The air ambulance operator plans to install FlightOS on its fleets of Airbus EC130 and AS350 helicopters as well as its Bell 407s and Pilatus single-engine turboprop PC-12s, removing all current avionics suites in the process.

“In seven years of flight testing that’s been nearly every single day, we’ve also been testing different ways to control the aircraft and engage the pilot to control the aircraft,” Groden says. “I think what sets us apart, in addition to a very pragmatic approach that’s well informed by our real-world experiences, is that we’ve actually been testing different pieces of this technology for a very long time and learning on a daily basis with that feedback loop.”

Skyryse has grown from around 30 employees at the start of 2022 to nearly 100 by March 2023, and it’s recruiting engineers. In March, it opened its new headquarters in El Segundo.

This year is shaping up to be exceptional for Skyryse. The plan is to maintain throughout the year the momentum with which the company started 2023 and carry that into Anaheim, California, at HAI HELI-EXPO 2024 next year. Skyryse plans to unveil a prototype that’s more representative of its STC system, including aviation-grade touchscreens in place of the current iPads, at Los Angeles–area events in mid-November.

Achieving its goal of having a FlightOS-equipped R66 in daily commercial service by September 2024, of course, depends on Skyryse’s progress with FAA STC certification.
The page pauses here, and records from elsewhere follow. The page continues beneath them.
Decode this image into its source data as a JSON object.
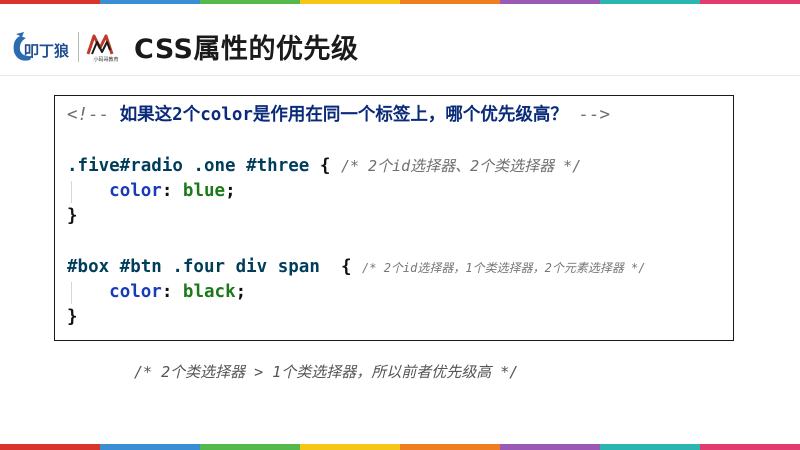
{
  "colors": {
    "strip": [
      "#d9342b",
      "#3a8ed4",
      "#55b84a",
      "#f5c518",
      "#ef7d22",
      "#9b59b6",
      "#2bb5b0",
      "#e23b6d"
    ],
    "title": "#1a1a1a",
    "comment": "#6f6f6f",
    "property": "#1a3bb8",
    "value": "#1a7a1a"
  },
  "header": {
    "logo1_name": "nail-logo",
    "logo2_name": "brand-m-logo",
    "logo2_caption": "小码哥教育",
    "title": "CSS属性的优先级"
  },
  "code": {
    "line1_prefix": "<!-- ",
    "line1_text": "如果这2个color是作用在同一个标签上，哪个优先级高？",
    "line1_suffix": " -->",
    "rule1_selector": ".five#radio .one #three",
    "rule1_open": " { ",
    "rule1_comment": "/* 2个id选择器、2个类选择器 */",
    "rule1_prop": "color",
    "rule1_colon": ": ",
    "rule1_value": "blue",
    "rule1_semi": ";",
    "rule1_close": "}",
    "rule2_selector": "#box #btn .four div span",
    "rule2_open": "  { ",
    "rule2_comment": "/* 2个id选择器，1个类选择器，2个元素选择器 */",
    "rule2_prop": "color",
    "rule2_colon": ": ",
    "rule2_value": "black",
    "rule2_semi": ";",
    "rule2_close": "}"
  },
  "conclusion": "/* 2个类选择器 > 1个类选择器，所以前者优先级高 */"
}
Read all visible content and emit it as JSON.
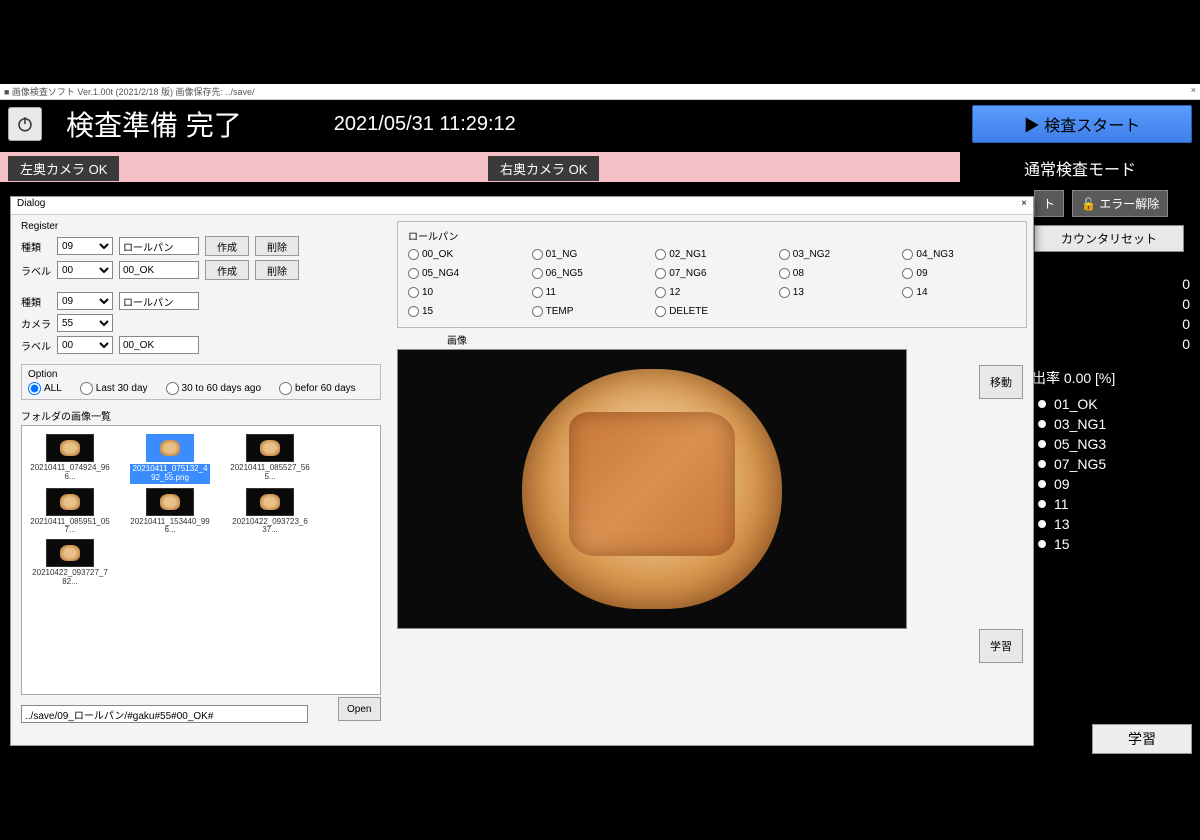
{
  "window": {
    "title": "■ 画像検査ソフト Ver.1.00t (2021/2/18 版) 画像保存先: ../save/",
    "close": "×"
  },
  "header": {
    "status_title": "検査準備 完了",
    "datetime": "2021/05/31 11:29:12",
    "start_button": "▶ 検査スタート"
  },
  "mode_label": "通常検査モード",
  "cameras": {
    "left": "左奥カメラ OK",
    "right": "右奥カメラ OK"
  },
  "side": {
    "btn_t": "ト",
    "btn_error_clear": "🔓 エラー解除",
    "btn_counter_reset": "カウンタリセット",
    "counters": [
      "0",
      "0",
      "0",
      "0"
    ],
    "rate_label": "出率 0.00 [%]",
    "legend": [
      "01_OK",
      "03_NG1",
      "05_NG3",
      "07_NG5",
      "09",
      "11",
      "13",
      "15"
    ],
    "learn_button": "学習"
  },
  "dialog": {
    "title": "Dialog",
    "close": "×",
    "register_title": "Register",
    "rows": {
      "type1_label": "種類",
      "type1_sel": "09",
      "type1_text": "ロールパン",
      "label1_label": "ラベル",
      "label1_sel": "00",
      "label1_text": "00_OK",
      "type2_label": "種類",
      "type2_sel": "09",
      "type2_text": "ロールパン",
      "cam_label": "カメラ",
      "cam_sel": "55",
      "label2_label": "ラベル",
      "label2_sel": "00",
      "label2_text": "00_OK"
    },
    "create_btn": "作成",
    "delete_btn": "削除",
    "option_title": "Option",
    "options": [
      "ALL",
      "Last 30 day",
      "30 to 60 days ago",
      "befor 60 days"
    ],
    "folder_title": "フォルダの画像一覧",
    "thumbs": [
      {
        "label": "20210411_074924_966..."
      },
      {
        "label": "20210411_075132_492_55.png",
        "selected": true
      },
      {
        "label": "20210411_085527_565..."
      },
      {
        "label": "20210411_085951_057..."
      },
      {
        "label": "20210411_153440_996..."
      },
      {
        "label": "20210422_093723_637..."
      },
      {
        "label": "20210422_093727_782..."
      }
    ],
    "path": "../save/09_ロールパン/#gaku#55#00_OK#",
    "open_btn": "Open",
    "category_title": "ロールパン",
    "categories": [
      "00_OK",
      "01_NG",
      "02_NG1",
      "03_NG2",
      "04_NG3",
      "05_NG4",
      "06_NG5",
      "07_NG6",
      "08",
      "09",
      "10",
      "11",
      "12",
      "13",
      "14",
      "15",
      "TEMP",
      "DELETE"
    ],
    "preview_label": "画像",
    "move_btn": "移動",
    "learn_btn": "学習"
  }
}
The company said in February that a major system review with the FAA resulted in 100% approval of its proposed means of compliance for full installation.

Progress may hinge on decisions the Skyryse team made at the very start of FlightOS’s development, Groden says.

“The approach we took at the outset was to follow existing certification pathways and bases the FAA has created over the last 30 or 40 years in developing Part 25 fly-by-wire automation systems and flight-control stacks,” he says. “We decided we weren’t going to invest in or build into our product anything that doesn’t have a certification basis.”

After that, it was a matter of explaining that rationale to the FAA.

Groden adds that his company’s approach helped gain the agency’s buy-in.

“The FAA’s mandate is to keep people safe, in the sky and beneath it,” Groden adds. “That’s what we’re about as a company.”